En aquel tiempo, Jesús estaba hablando a la muchedumbre, cuando su madre y sus parientes se acercaron y trataban de hablar con él. Alguien le dijo entonces a Jesús: "Oye, ahí fuera están tu madre y tus hermanos, y quieren hablar contigo".

Pero él respondió al que se lo decía: "¿Quién es mi madre y quiénes son mis hermanos?" Y señalando con la mano a sus discípulos, dijo: "Estos son mi madre y mis hermanos. Pues todo el que cumple la voluntad de mi Padre, que está en los cielos, ése es mi hermano, mi hermana y mi madre".

Reflexión

Este pasaje (y sus paralelos en Lucas y Marcos) es conocido como "la verdadera familia de Jesús".

Algunas interpretaciones equivocadas buscan ver en este pasaje un rechazo de Jesús hacia María y hacia su familia. La verdad es que Jesús aprovecha la visita de su Madre y de sus parientes (en otra oportunidad hablaremos de la palabra hermanos en la Biblia) para instruir a sus discípulos: la verdadera familia de Jesús no es únicamente la que lo une por los lazos de sangre, pues éstos se rompen con la muerte e incluso puede haber algunos que, aún teniendo la misma sangre, decidan no seguir la voluntad del Padre.

La verdadera familia es la que vive conforme al Evangelio, es la que ha sido adoptada por el Padre como hijos por medio del Espíritu Santo. Él, como Hijo del Padre, ve que sus hermanos deben de ser también hijos de Dios. Esto de ninguna manera es un desprecio ni para sus parientes y mucho menos para su madre, la cual, si por algo se distinguió en la vida, fue por hacer la voluntad de Dios.

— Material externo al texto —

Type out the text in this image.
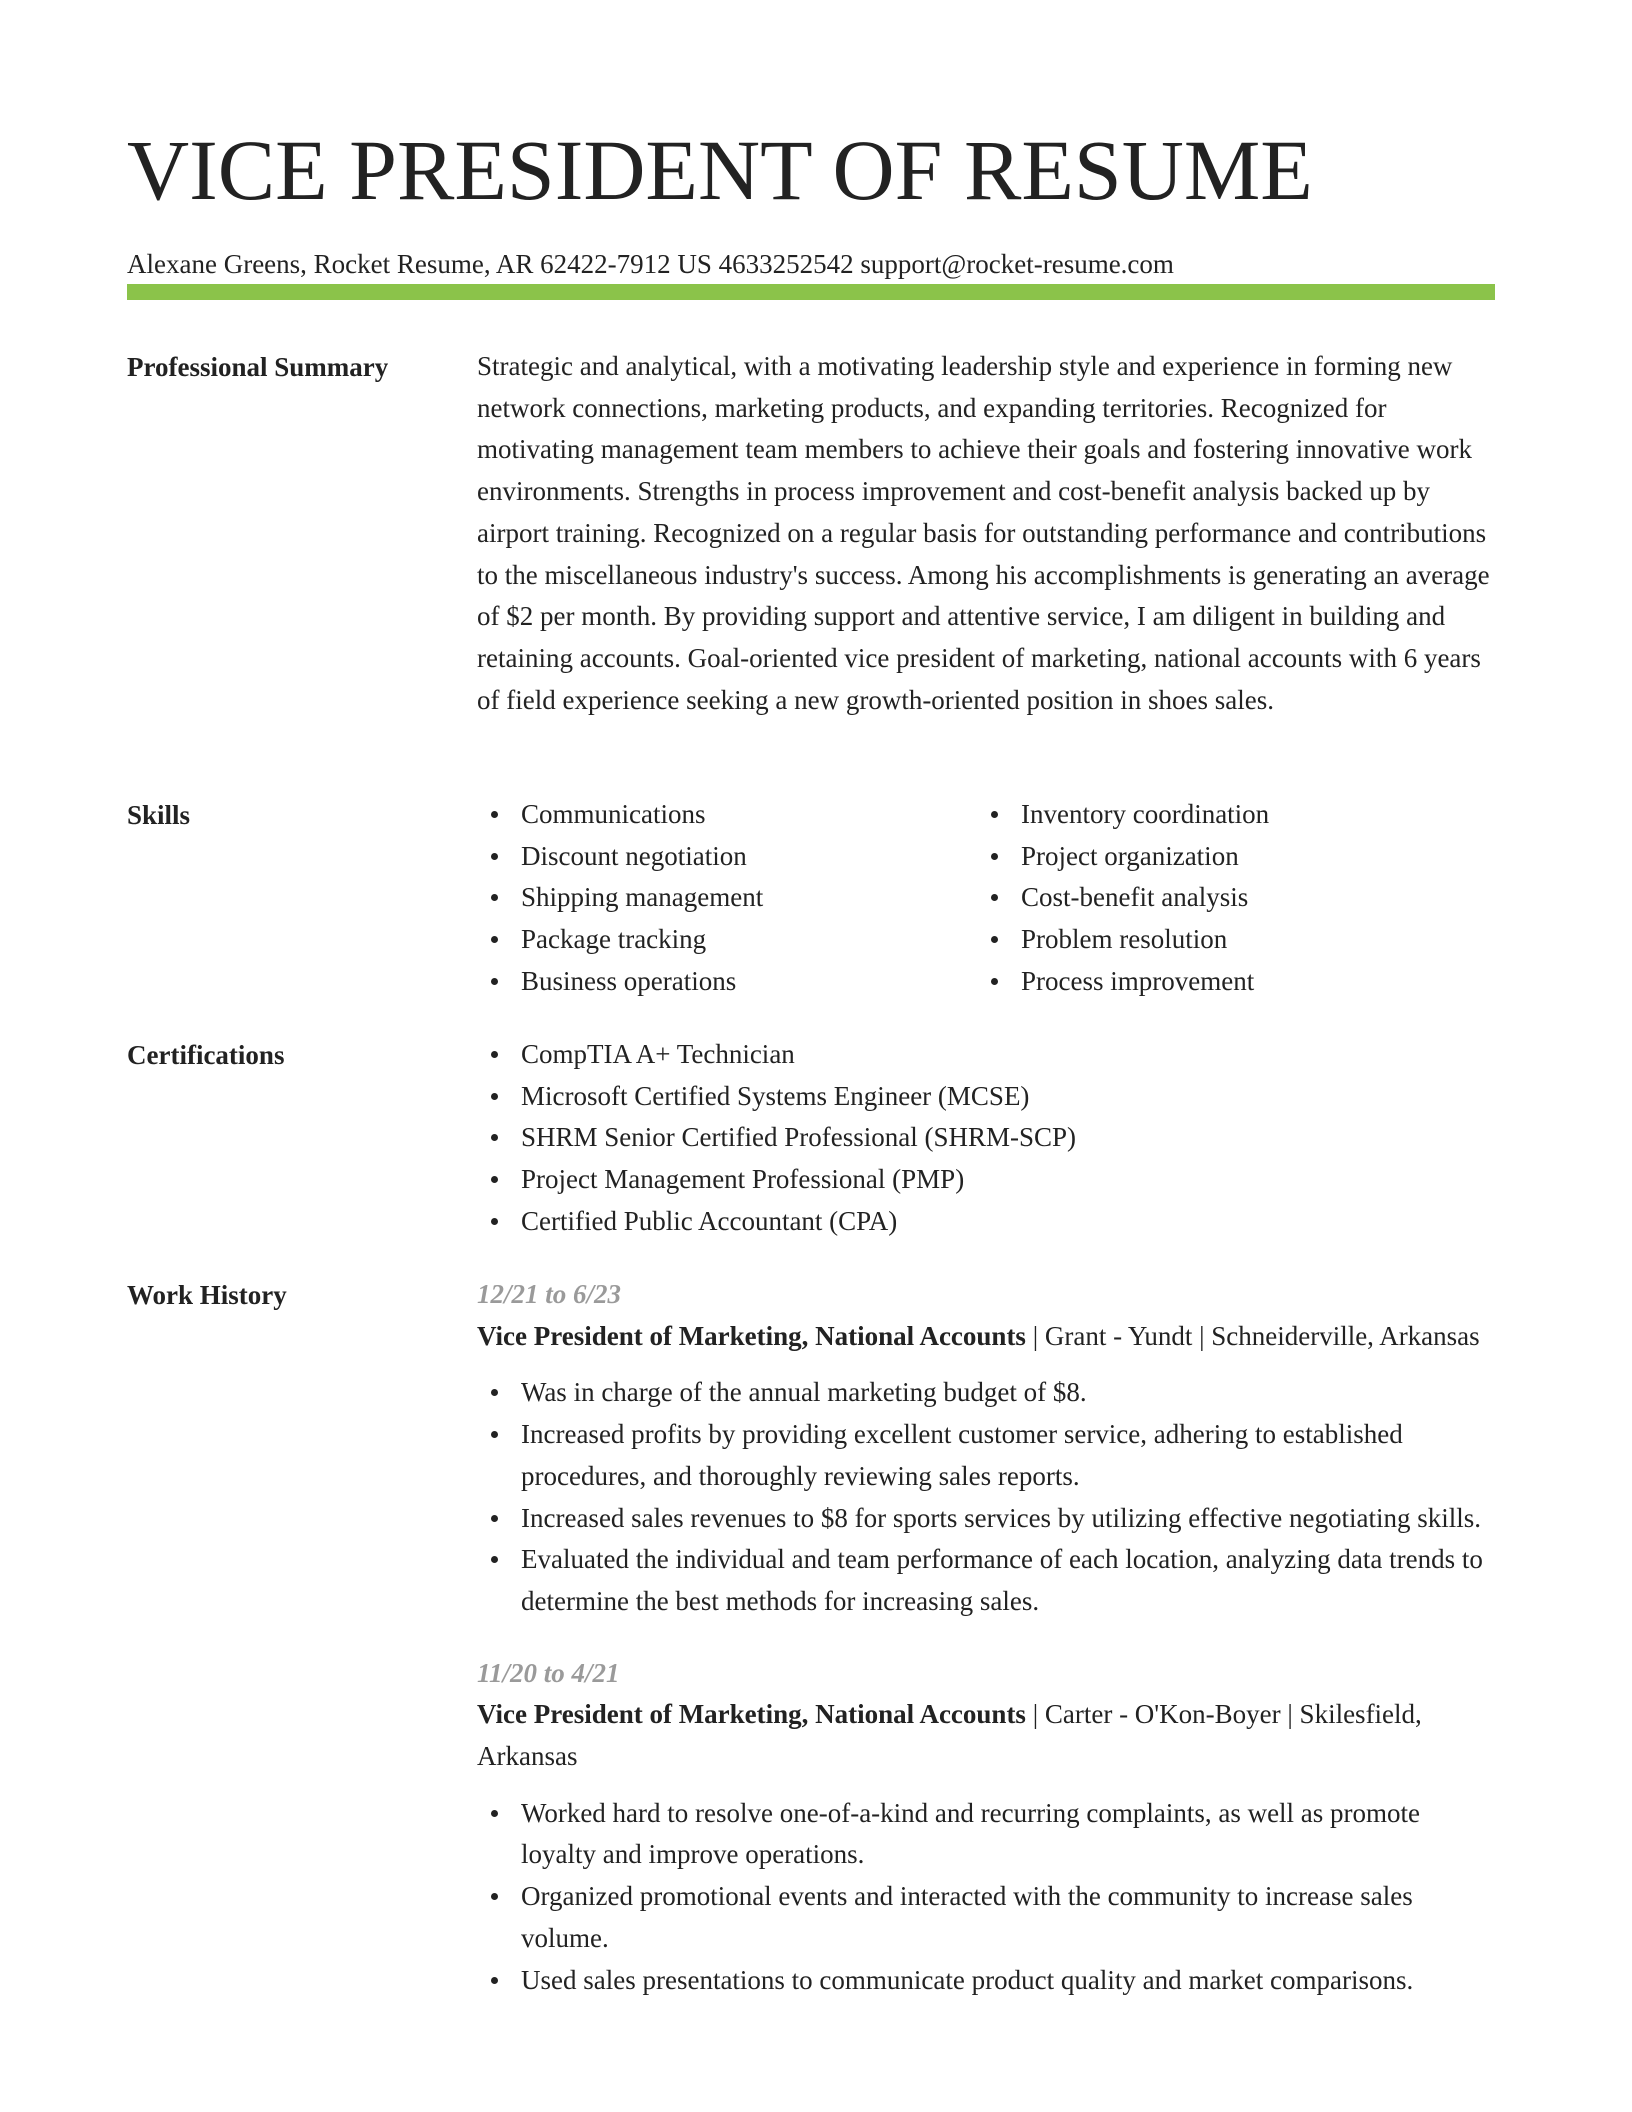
VICE PRESIDENT OF RESUME
Alexane Greens, Rocket Resume, AR 62422-7912 US 4633252542 support@rocket-resume.com
Professional Summary	Strategic and analytical, with a motivating leadership style and experience in forming new network connections, marketing products, and expanding territories. Recognized for motivating management team members to achieve their goals and fostering innovative work environments. Strengths in process improvement and cost-benefit analysis backed up by airport training. Recognized on a regular basis for outstanding performance and contributions to the miscellaneous industry's success. Among his accomplishments is generating an average of $2 per month. By providing support and attentive service, I am diligent in building and retaining accounts. Goal-oriented vice president of marketing, national accounts with 6 years of field experience seeking a new growth-oriented position in shoes sales.

Skills	Communications
Discount negotiation
Shipping management
Package tracking
Business operations
Inventory coordination
Project organization
Cost-benefit analysis
Problem resolution
Process improvement
Certifications	CompTIA A+ Technician
Microsoft Certified Systems Engineer (MCSE)
SHRM Senior Certified Professional (SHRM-SCP)
Project Management Professional (PMP)
Certified Public Accountant (CPA)
Work History	12/21 to 6/23
Vice President of Marketing, National Accounts | Grant - Yundt | Schneiderville, Arkansas
Was in charge of the annual marketing budget of $8.
Increased profits by providing excellent customer service, adhering to established procedures, and thoroughly reviewing sales reports.
Increased sales revenues to $8 for sports services by utilizing effective negotiating skills.
Evaluated the individual and team performance of each location, analyzing data trends to determine the best methods for increasing sales.
11/20 to 4/21
Vice President of Marketing, National Accounts | Carter - O'Kon-Boyer | Skilesfield, Arkansas
Worked hard to resolve one-of-a-kind and recurring complaints, as well as promote loyalty and improve operations.
Organized promotional events and interacted with the community to increase sales volume.
Used sales presentations to communicate product quality and market comparisons.
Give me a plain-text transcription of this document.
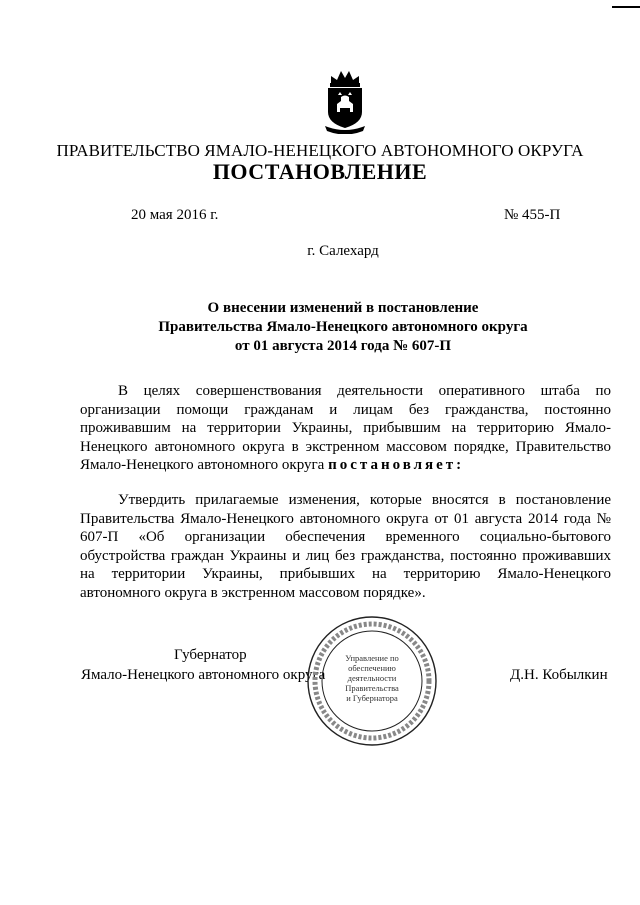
ПРАВИТЕЛЬСТВО ЯМАЛО-НЕНЕЦКОГО АВТОНОМНОГО ОКРУГА
ПОСТАНОВЛЕНИЕ
20 мая 2016 г.	№ 455-П
г. Салехард
О внесении изменений в постановление
Правительства Ямало-Ненецкого автономного округа
от 01 августа 2014 года № 607-П

В целях совершенствования деятельности оперативного штаба по организации помощи гражданам и лицам без гражданства, постоянно проживавшим на территории Украины, прибывшим на территорию Ямало-Ненецкого автономного округа в экстренном массовом порядке, Правительство Ямало-Ненецкого автономного округа постановляет:

Утвердить прилагаемые изменения, которые вносятся в постановление Правительства Ямало-Ненецкого автономного округа от 01 августа 2014 года № 607-П «Об организации обеспечения временного социально-бытового обустройства граждан Украины и лиц без гражданства, постоянно проживавших на территории Украины, прибывших на территорию Ямало-Ненецкого автономного округа в экстренном массовом порядке».

Губернатор
Ямало-Ненецкого автономного округа	Д.Н. Кобылкин
Управление по
обеспечению
деятельности
Правительства
и Губернатора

De acuerdo a esto, nuestro parentesco con Jesús se refuerza en la medida en que nos aplicamos en hacer la voluntad del Padre, que no es otra que, la de vivir conforme al Evangelio. Recordemos que en otro pasaje ya nos había dicho: "No todo el que me dice: Señor, Señor se salvará, sino el que hace la voluntad del Padre". Apliquemos, pues, hoy todo nuestro día en vivir de acuerdo al Evangelio.